New research suggests that the wholesale privatisation of public assets that took place after the collapse of the Soviet Union may have caused as many as a million male deaths.
During the early 1990s, adult mortality rates rose in most post-communist European countries but the researchers noted substantial differences across countries and over time which remained unexplained.
Following the break up of the old Soviet regime, at least a quarter of large state-owned enterprises were transferred to the private sector in just two years. This programme of mass privatisation was associated with a 56% increase in unemployment and a 12.8% increase in deaths.

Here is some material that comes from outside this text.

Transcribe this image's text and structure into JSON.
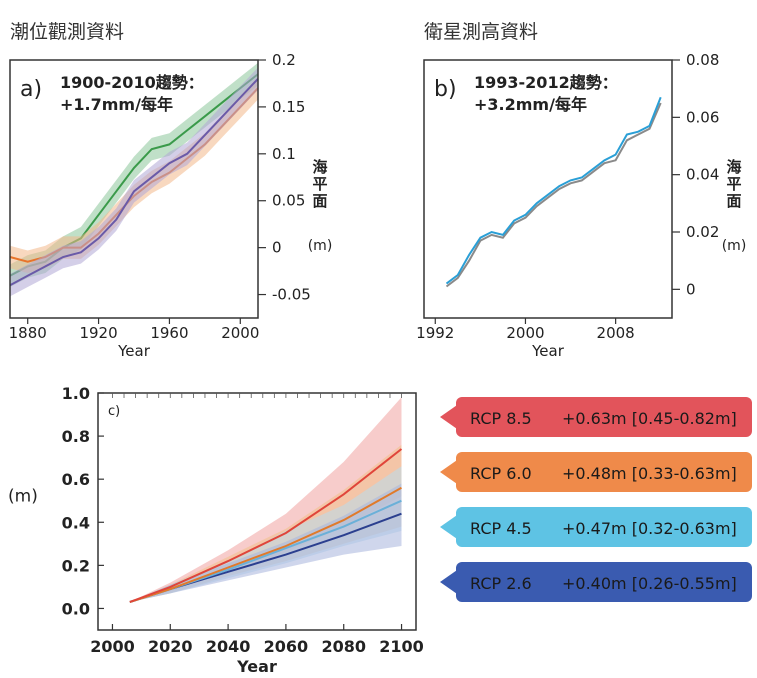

The researchers conclude that as many as one million working-age men died due to the economic shock of mass privatisation policies.
Writing in The Lancet in January, the researchers say: ‘The policy implications are clear. Great caution should be taken when macroeconomic policies seek radically to overhaul the economy without considering potential effects on the population’s health.
‘The death rate was already high in the old Soviet Union, as the healthcare system was inadequate, while rates of smoking and alcohol use were high, and diets poor.
‘This was compounded as the unemployment rate began to rise as workers suffered from uncertainty and stress. Not only does stress have a direct effect on health, it is also closely associated with unhealthy lifestyles, such as alcoholism. Together this raises the risk of heart disease and strokes, as well as mental illness.
‘(In the Soviet Union) the workplace also tended to provide what healthcare was available, along with social support. People got everything from work - and when they lost their jobs all that just went.’
The link between male unemployment and male mortality is already well-known. This new research illustrates just how dangerous the link can be.